11.1.3 StringList information functions

const char* head() const;
Return the first substring on the list (the first "piece"). A null pointer is returned if there are none.

int length() const;
Return the length in characters.

int numPieces() const;
Return the number of substrings in the StringList.

11.1.4 StringList conversion to const char *

operator const char* ();
This function joins all the substrings in the StringList into a single piece, so that afterwards numPieces will return 1. A null pointer is always returned if there are no characters. Warning: if this function is called on a temporary StringList, it is possible that the compiler will delete the StringList object before the last use of the returned const char * pointer. The result is that the pointer may wind up pointing to garbage. The best way to work around such problems is to make sure that any StringList object "has a name" before this conversion is applied to it; e.g., assign the results of functions returning StringList objects to local StringList variables or references before trying to convert them.

char* newCopy() const;
This function makes a copy of the StringList's text in a single piece as a char* in dynamic memory. The object itself is not modified. The caller is responsible for deletion of the returned text.

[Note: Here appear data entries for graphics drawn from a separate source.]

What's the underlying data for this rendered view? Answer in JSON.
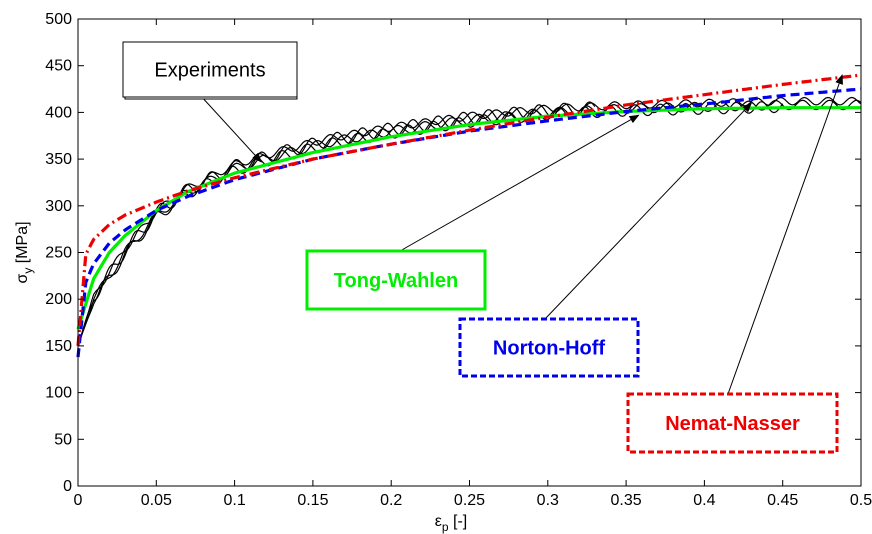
{
  "chart_data": {
    "type": "line",
    "title": "",
    "xlabel": {
      "main": "ε",
      "sub": "p",
      "suffix": " [-]"
    },
    "ylabel": {
      "main": "σ",
      "sub": "y",
      "suffix": " [MPa]"
    },
    "xlim": [
      0,
      0.5
    ],
    "ylim": [
      0,
      500
    ],
    "xticks": [
      0,
      0.05,
      0.1,
      0.15,
      0.2,
      0.25,
      0.3,
      0.35,
      0.4,
      0.45,
      0.5
    ],
    "xtick_labels": [
      "0",
      "0.05",
      "0.1",
      "0.15",
      "0.2",
      "0.25",
      "0.3",
      "0.35",
      "0.4",
      "0.45",
      "0.5"
    ],
    "yticks": [
      0,
      50,
      100,
      150,
      200,
      250,
      300,
      350,
      400,
      450,
      500
    ],
    "ytick_labels": [
      "0",
      "50",
      "100",
      "150",
      "200",
      "250",
      "300",
      "350",
      "400",
      "450",
      "500"
    ],
    "grid": false,
    "experiments": {
      "label": "Experiments",
      "color": "#000000",
      "base": {
        "x": [
          0,
          0.01,
          0.02,
          0.03,
          0.05,
          0.07,
          0.1,
          0.13,
          0.16,
          0.2,
          0.25,
          0.3,
          0.35,
          0.4,
          0.45,
          0.5
        ],
        "y": [
          150,
          200,
          225,
          250,
          290,
          315,
          340,
          355,
          368,
          380,
          392,
          400,
          404,
          406,
          408,
          408
        ]
      },
      "curves": [
        {
          "amp": 7,
          "freq": 62,
          "phase": 0.0,
          "offset": 2
        },
        {
          "amp": 6,
          "freq": 62,
          "phase": 1.2,
          "offset": -2
        },
        {
          "amp": 5,
          "freq": 58,
          "phase": 2.6,
          "offset": 0
        },
        {
          "amp": 4,
          "freq": 66,
          "phase": 4.0,
          "offset": 4
        }
      ],
      "x_end": [
        0.33,
        0.45,
        0.5,
        0.5
      ]
    },
    "series": [
      {
        "name": "Tong-Wahlen",
        "color": "#00ee00",
        "dash": "solid",
        "x": [
          0,
          0.01,
          0.02,
          0.03,
          0.05,
          0.07,
          0.1,
          0.15,
          0.2,
          0.25,
          0.3,
          0.35,
          0.4,
          0.45,
          0.5
        ],
        "y": [
          168,
          222,
          250,
          268,
          295,
          315,
          335,
          357,
          374,
          387,
          396,
          401,
          404,
          405,
          405
        ]
      },
      {
        "name": "Norton-Hoff",
        "color": "#0000ee",
        "dash": "dashed",
        "x": [
          0,
          0.005,
          0.01,
          0.02,
          0.03,
          0.05,
          0.07,
          0.1,
          0.15,
          0.2,
          0.25,
          0.3,
          0.35,
          0.4,
          0.45,
          0.5
        ],
        "y": [
          138,
          218,
          238,
          260,
          274,
          295,
          310,
          328,
          350,
          366,
          380,
          391,
          401,
          409,
          418,
          425
        ]
      },
      {
        "name": "Nemat-Nasser",
        "color": "#ee0000",
        "dash": "dashdot",
        "x": [
          0,
          0.005,
          0.01,
          0.02,
          0.03,
          0.05,
          0.07,
          0.1,
          0.15,
          0.2,
          0.25,
          0.3,
          0.35,
          0.4,
          0.45,
          0.5
        ],
        "y": [
          150,
          248,
          264,
          280,
          290,
          304,
          316,
          330,
          350,
          366,
          381,
          395,
          408,
          419,
          430,
          440
        ]
      }
    ],
    "annotations": [
      {
        "text": "Experiments",
        "target": [
          0.117,
          347
        ]
      },
      {
        "text": "Tong-Wahlen",
        "target": [
          0.358,
          397
        ]
      },
      {
        "text": "Norton-Hoff",
        "target": [
          0.43,
          410
        ]
      },
      {
        "text": "Nemat-Nasser",
        "target": [
          0.488,
          440
        ]
      }
    ]
  }
}
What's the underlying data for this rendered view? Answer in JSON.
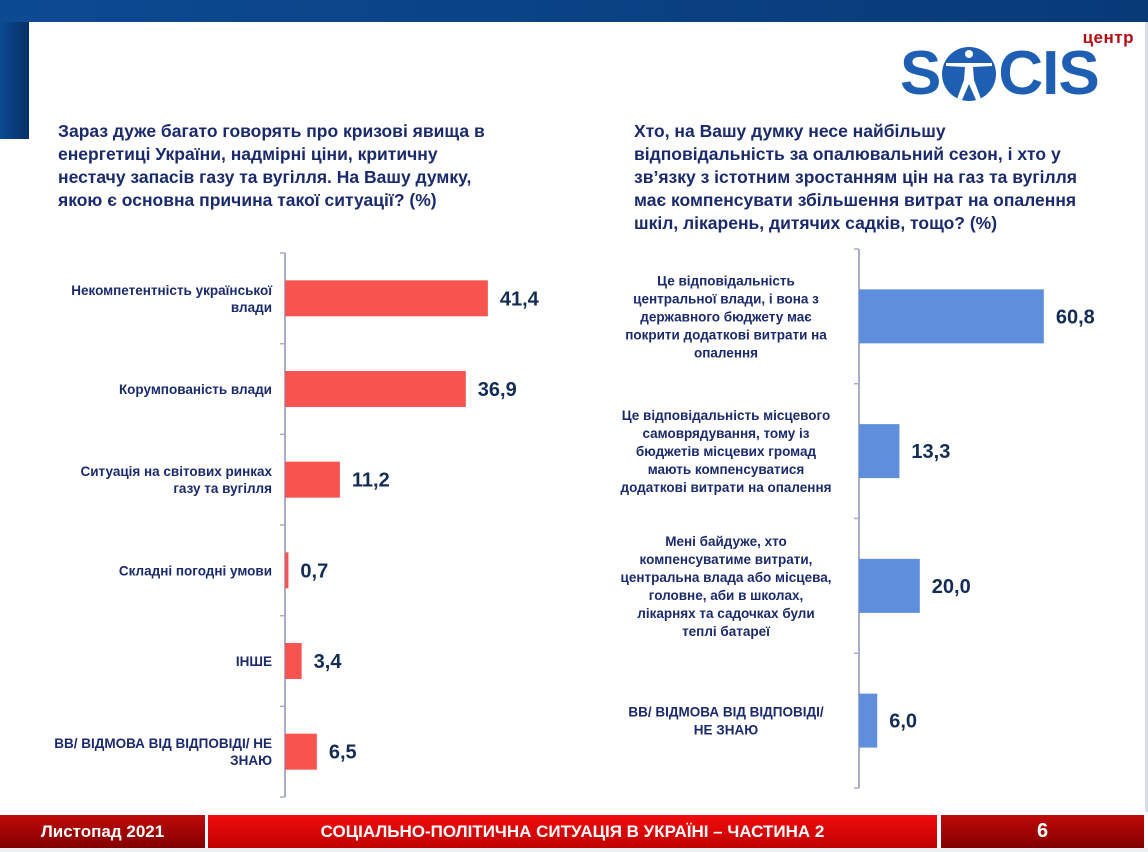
{
  "logo": {
    "centr": "центр",
    "word_left": "S",
    "word_right": "CIS",
    "figure_icon": "vitruvian-figure-icon"
  },
  "colors": {
    "left_bar": "#f75450",
    "right_bar": "#5f8fdc",
    "text": "#1b2a6b",
    "value_text": "#132c55",
    "brand_blue": "#1e5fb4",
    "footer_red": "#e00000"
  },
  "questions": {
    "left": "Зараз дуже багато говорять про кризові явища в енергетиці України, надмірні ціни, критичну нестачу запасів газу та вугілля. На Вашу думку, якою є основна причина такої ситуації? (%)",
    "right": "Хто, на Вашу думку несе найбільшу відповідальність за опалювальний сезон, і хто у зв’язку з істотним зростанням цін на газ та вугілля має компенсувати збільшення витрат на опалення шкіл, лікарень, дитячих садків, тощо? (%)"
  },
  "chart_data": [
    {
      "type": "bar",
      "orientation": "horizontal",
      "title": "Зараз дуже багато говорять про кризові явища в енергетиці України, надмірні ціни, критичну нестачу запасів газу та вугілля. На Вашу думку, якою є основна причина такої ситуації? (%)",
      "categories": [
        [
          "Некомпетентність української",
          "влади"
        ],
        [
          "Корумпованість влади"
        ],
        [
          "Ситуація на світових ринках",
          "газу та вугілля"
        ],
        [
          "Складні погодні умови"
        ],
        [
          "ІНШЕ"
        ],
        [
          "ВВ/ ВІДМОВА ВІД ВІДПОВІДІ/ НЕ",
          "ЗНАЮ"
        ]
      ],
      "values": [
        41.4,
        36.9,
        11.2,
        0.7,
        3.4,
        6.5
      ],
      "value_labels": [
        "41,4",
        "36,9",
        "11,2",
        "0,7",
        "3,4",
        "6,5"
      ],
      "xlabel": "",
      "ylabel": "",
      "xlim": [
        0,
        100
      ],
      "grid": false,
      "legend": "none",
      "color": "#f75450"
    },
    {
      "type": "bar",
      "orientation": "horizontal",
      "title": "Хто, на Вашу думку несе найбільшу відповідальність за опалювальний сезон, і хто у зв’язку з істотним зростанням цін на газ та вугілля має компенсувати збільшення витрат на опалення шкіл, лікарень, дитячих садків, тощо? (%)",
      "categories": [
        [
          "Це відповідальність",
          "центральної влади, і вона з",
          "державного бюджету має",
          "покрити додаткові витрати на",
          "опалення"
        ],
        [
          "Це відповідальність місцевого",
          "самоврядування, тому із",
          "бюджетів місцевих громад",
          "мають компенсуватися",
          "додаткові витрати на опалення"
        ],
        [
          "Мені байдуже, хто",
          "компенсуватиме витрати,",
          "центральна влада або місцева,",
          "головне, аби в школах,",
          "лікарнях та садочках були",
          "теплі батареї"
        ],
        [
          "ВВ/ ВІДМОВА ВІД ВІДПОВІДІ/",
          "НЕ ЗНАЮ"
        ]
      ],
      "values": [
        60.8,
        13.3,
        20.0,
        6.0
      ],
      "value_labels": [
        "60,8",
        "13,3",
        "20,0",
        "6,0"
      ],
      "xlabel": "",
      "ylabel": "",
      "xlim": [
        0,
        100
      ],
      "grid": false,
      "legend": "none",
      "color": "#5f8fdc"
    }
  ],
  "footer": {
    "date": "Листопад 2021",
    "title": "СОЦІАЛЬНО-ПОЛІТИЧНА СИТУАЦІЯ В УКРАЇНІ – ЧАСТИНА 2",
    "page": "6"
  }
}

11.1.5 StringList destruction and zeroing

void initialize();
This function deallocates all pieces of the StringList and changes it to an empty StringList.

The destructor calls the initialize function.

11.1.6 Class StringListIter

Class StringListIter is a standard iterator that operates on StringLists. Its next() function returns a pointer of type const char* to the next substring of the StringList. It is important to know that the operation of converting a StringList to a const char* string joins all the substrings into a single string, so that operation should be avoided if extensive use of StringListIter is planned.